Thursday, April 5, 2012

Article of the Day

Home Prices to Increase Modestly by Year-End: Clear Capital

The valuation firm Clear Capital released the results of its home price forecasting models Thursday. The company expects residential property values at the national level to show slight increases over the next three months, ending the year with a growth rate of 1.2 percent.

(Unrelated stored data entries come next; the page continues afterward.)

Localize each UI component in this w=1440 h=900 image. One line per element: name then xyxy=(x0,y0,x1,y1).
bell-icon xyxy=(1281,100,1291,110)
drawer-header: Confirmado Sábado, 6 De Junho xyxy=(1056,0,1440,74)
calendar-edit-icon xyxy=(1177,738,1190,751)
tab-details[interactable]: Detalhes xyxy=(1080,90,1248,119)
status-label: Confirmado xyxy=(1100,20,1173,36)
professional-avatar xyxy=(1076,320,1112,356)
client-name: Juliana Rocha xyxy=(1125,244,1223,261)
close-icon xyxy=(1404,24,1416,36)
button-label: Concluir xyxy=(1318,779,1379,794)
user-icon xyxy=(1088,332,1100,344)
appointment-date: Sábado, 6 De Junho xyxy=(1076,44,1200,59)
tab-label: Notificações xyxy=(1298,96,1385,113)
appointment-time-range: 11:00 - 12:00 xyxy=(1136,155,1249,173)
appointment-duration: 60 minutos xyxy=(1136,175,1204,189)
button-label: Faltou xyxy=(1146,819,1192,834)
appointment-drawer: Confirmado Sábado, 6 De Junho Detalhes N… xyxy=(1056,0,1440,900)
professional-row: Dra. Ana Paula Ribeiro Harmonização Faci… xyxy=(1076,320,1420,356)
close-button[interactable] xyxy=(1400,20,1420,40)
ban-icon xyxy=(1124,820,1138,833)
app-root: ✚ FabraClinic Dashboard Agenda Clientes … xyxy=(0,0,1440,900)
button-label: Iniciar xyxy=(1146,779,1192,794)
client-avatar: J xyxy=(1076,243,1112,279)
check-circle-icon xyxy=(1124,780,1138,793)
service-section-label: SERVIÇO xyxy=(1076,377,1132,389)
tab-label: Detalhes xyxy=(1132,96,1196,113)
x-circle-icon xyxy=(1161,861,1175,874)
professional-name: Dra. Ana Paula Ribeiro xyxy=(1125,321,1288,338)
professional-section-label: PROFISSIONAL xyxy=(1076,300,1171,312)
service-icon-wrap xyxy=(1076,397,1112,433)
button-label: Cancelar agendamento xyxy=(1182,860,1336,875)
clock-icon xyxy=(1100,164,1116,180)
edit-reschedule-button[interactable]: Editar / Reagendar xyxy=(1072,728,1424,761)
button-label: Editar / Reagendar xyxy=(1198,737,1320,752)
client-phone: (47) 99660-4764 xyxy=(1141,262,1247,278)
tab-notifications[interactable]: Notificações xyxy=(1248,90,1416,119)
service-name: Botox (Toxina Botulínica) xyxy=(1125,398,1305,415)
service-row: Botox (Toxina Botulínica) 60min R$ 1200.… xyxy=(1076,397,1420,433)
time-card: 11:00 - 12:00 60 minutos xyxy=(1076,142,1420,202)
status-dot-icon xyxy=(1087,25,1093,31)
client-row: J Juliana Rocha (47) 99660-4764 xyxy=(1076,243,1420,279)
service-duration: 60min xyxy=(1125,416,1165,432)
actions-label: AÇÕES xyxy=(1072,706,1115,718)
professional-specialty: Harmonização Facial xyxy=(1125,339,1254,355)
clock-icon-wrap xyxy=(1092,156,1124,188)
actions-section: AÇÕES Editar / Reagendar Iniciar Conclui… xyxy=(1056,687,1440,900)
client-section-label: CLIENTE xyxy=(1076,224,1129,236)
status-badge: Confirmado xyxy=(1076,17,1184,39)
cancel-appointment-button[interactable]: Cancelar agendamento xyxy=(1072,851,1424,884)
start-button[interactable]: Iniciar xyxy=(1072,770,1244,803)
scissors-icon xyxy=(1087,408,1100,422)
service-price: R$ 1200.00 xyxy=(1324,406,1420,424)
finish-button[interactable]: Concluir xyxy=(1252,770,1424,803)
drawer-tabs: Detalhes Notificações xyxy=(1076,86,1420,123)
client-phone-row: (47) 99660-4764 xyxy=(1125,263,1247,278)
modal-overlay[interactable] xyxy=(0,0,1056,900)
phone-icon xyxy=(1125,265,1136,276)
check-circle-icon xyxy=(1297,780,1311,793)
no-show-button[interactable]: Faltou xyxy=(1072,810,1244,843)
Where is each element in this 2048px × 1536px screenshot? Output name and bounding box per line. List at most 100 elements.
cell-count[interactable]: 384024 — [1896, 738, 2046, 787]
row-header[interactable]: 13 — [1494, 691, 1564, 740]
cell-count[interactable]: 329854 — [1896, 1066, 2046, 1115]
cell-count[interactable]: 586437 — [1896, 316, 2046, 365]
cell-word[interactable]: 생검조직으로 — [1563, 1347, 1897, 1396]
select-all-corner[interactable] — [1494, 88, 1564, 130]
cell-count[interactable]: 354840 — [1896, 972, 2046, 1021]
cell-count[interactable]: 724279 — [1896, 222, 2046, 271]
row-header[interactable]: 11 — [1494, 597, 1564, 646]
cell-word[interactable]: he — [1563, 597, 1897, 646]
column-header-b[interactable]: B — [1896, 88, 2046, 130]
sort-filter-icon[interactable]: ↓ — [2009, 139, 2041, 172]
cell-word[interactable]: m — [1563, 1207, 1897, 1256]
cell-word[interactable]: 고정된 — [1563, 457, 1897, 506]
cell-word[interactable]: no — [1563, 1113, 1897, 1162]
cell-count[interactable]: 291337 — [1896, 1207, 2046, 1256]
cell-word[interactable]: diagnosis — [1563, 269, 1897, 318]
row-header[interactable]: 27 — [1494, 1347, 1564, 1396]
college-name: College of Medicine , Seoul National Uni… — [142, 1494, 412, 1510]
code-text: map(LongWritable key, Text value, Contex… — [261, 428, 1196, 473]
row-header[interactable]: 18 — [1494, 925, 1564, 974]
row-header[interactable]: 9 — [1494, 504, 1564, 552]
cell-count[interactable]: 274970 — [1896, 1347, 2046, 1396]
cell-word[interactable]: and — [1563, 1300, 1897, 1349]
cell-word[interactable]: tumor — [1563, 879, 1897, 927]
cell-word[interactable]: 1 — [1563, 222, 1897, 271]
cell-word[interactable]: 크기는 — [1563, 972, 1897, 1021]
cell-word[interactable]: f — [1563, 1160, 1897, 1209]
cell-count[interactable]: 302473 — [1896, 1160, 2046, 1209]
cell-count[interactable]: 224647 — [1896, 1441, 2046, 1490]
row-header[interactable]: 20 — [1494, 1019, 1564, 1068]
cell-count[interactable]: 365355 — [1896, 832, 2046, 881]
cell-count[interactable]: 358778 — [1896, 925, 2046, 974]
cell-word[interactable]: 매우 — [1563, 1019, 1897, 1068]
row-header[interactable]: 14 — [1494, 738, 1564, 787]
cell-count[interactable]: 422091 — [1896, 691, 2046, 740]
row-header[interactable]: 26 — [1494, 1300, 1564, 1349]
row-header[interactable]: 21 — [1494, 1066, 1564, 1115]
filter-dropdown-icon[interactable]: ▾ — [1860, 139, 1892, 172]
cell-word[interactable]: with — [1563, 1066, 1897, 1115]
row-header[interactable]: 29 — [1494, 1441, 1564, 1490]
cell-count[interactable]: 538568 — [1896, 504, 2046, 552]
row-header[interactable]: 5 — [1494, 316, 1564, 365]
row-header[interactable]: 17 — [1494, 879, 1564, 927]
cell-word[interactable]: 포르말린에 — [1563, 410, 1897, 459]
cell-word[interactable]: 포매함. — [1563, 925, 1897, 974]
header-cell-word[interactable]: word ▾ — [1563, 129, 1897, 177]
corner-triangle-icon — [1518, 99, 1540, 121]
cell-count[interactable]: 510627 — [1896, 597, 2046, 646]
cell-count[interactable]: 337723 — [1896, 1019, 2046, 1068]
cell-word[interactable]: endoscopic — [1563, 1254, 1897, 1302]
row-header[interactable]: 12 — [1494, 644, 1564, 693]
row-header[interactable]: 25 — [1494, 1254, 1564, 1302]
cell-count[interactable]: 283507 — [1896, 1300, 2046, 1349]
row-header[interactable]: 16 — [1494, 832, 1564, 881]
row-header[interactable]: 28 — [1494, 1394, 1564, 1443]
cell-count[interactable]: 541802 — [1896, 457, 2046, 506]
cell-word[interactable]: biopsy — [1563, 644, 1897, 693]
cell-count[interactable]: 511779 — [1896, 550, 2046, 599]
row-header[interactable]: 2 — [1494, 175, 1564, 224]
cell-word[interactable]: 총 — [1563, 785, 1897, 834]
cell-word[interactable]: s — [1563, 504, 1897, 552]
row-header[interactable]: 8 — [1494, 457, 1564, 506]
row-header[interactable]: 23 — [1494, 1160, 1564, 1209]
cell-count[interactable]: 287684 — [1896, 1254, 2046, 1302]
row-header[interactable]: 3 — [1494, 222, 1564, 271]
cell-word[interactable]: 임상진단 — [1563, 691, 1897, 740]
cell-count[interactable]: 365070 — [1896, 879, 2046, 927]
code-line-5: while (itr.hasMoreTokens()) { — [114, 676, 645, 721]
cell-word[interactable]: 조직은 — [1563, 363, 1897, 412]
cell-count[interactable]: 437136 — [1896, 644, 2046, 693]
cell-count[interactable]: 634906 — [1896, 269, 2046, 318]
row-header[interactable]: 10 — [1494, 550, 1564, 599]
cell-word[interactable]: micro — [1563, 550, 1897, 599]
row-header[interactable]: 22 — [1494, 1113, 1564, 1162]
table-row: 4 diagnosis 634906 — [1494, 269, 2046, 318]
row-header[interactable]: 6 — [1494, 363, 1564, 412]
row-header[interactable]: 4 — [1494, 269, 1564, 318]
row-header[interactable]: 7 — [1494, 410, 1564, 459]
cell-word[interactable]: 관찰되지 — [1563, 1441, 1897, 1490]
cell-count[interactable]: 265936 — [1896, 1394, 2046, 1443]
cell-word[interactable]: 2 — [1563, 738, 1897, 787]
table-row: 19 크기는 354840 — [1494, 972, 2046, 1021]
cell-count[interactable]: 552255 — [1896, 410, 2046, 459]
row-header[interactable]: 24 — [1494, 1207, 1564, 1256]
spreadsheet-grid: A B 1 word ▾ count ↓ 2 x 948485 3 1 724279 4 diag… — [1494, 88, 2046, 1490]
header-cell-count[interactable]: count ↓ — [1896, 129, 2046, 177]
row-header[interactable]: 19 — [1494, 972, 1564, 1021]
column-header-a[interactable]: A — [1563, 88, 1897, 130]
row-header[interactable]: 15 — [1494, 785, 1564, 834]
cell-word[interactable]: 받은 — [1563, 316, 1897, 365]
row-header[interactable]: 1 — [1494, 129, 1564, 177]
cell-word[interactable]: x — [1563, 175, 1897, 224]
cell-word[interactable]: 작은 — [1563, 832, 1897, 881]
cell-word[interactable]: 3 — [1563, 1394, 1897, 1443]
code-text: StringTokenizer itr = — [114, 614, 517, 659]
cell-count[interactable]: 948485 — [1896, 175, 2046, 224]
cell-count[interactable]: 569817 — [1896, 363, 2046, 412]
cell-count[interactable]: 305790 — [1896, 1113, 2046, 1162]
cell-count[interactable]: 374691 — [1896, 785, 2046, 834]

Diagrams illustrating the trajectory of home prices from 2006 to now and Clear Capital’s projections heading into 2013 depict the valley shape with current prices at the bottom and a subtle upward trend from March through December of 2012.
The strongest of the country’s four regions throughout much of 2011, the Northeast, is expected to see a modest gain of 0.3 percent over the next three months but pick up momentum and grow prices by 1.3 percent to wrap up the year.
The South is expected to perform the strongest in the short term with prices projected to increase 0.5 percent over the next three months, and end the year up 1.6 percent.
Clear Capital’s forecast indicates the Western region could be turning a corner. The three-month numbers show the region gaining 0.2 percent, and pushing that to a positive 1.0 percent by year-end.
The Midwest remains the weakest region of the country in terms of home prices. There, Clear Capital is expecting a drop of 0.6 percent over the next three months, but then movement into positive territory with a 0.7 percent gain by December.
The 50 metropolitan statistical areas (MSAs) tracked by Clear Capital are forecast to show mixed gains and losses, with 30 markets expected to see gains and 20 markets projected to post losses through the end of 2012.  Over half of the metros in the company’s study should see prices move less than 2 percent in either direction. No double-digit declines are expected however, Phoenix, Arizona, and Tampa, Florida, are expected to see double-digit gains.  Clear Capital sees positive price trends on the horizon for most of the country, despite the fact that currently home prices are continuing to slip. Data through March 2012 shows national home prices fell 0.2 percent in Clear Capital’s rolling quarter-over-quarter analysis.
The West, South, and Northeast posted quarterly gains of less than 1 percent, and the Midwest lost a significant 2.4 percent.  The year-over-year numbers showed even weaker performance for the nation and all its regions, indicating short-term appreciation has yet to be enough to turn the long-term tide.
According to Clear Capital’s assessment, the nation lost 1.4 percent in home values from March 2011 through March 2012, which is slightly better than February’s year-over-year decline of 1.9 percent.
REO saturation, which traditionally pushes down prices, continued to climb last month, Clear Capital reported. It was the second month in a row that distressed property sales as a percentage of total sales increased for the nation and all regions.  Clear Capital says its findings confirm speculation that finalization of the attorneys general settlement has led servicers to become more aggressive in moving their REO backlog onto the housing market.  In March, the national REO rate went up 1.2 points from the previous month’s reading to hit 27 percent, pointing to an acceleration of REO sales. The Midwest contributed the most to the increase, jumping 3.8 points to 34.3 percent, with the other regions all seeing softer increases.
Of particular interest this month, according to Clear Capital, is how the changes in REO saturation are affecting prices. In the past, there has been a consistent inverse relationship between changes in REO saturation and prices, but not in March’s study. Although their REO rates increased, the West, Northeast, and South regions also saw home prices increase.  These geographies are exhibiting a pricing resilience to REO saturation that has not been seen in previous analyses, Clear Capital says. The company says it could be explained by improvement in jobs numbers recently, rapidly increasing investor activity in certain regions, and a general increase in consumer confidence.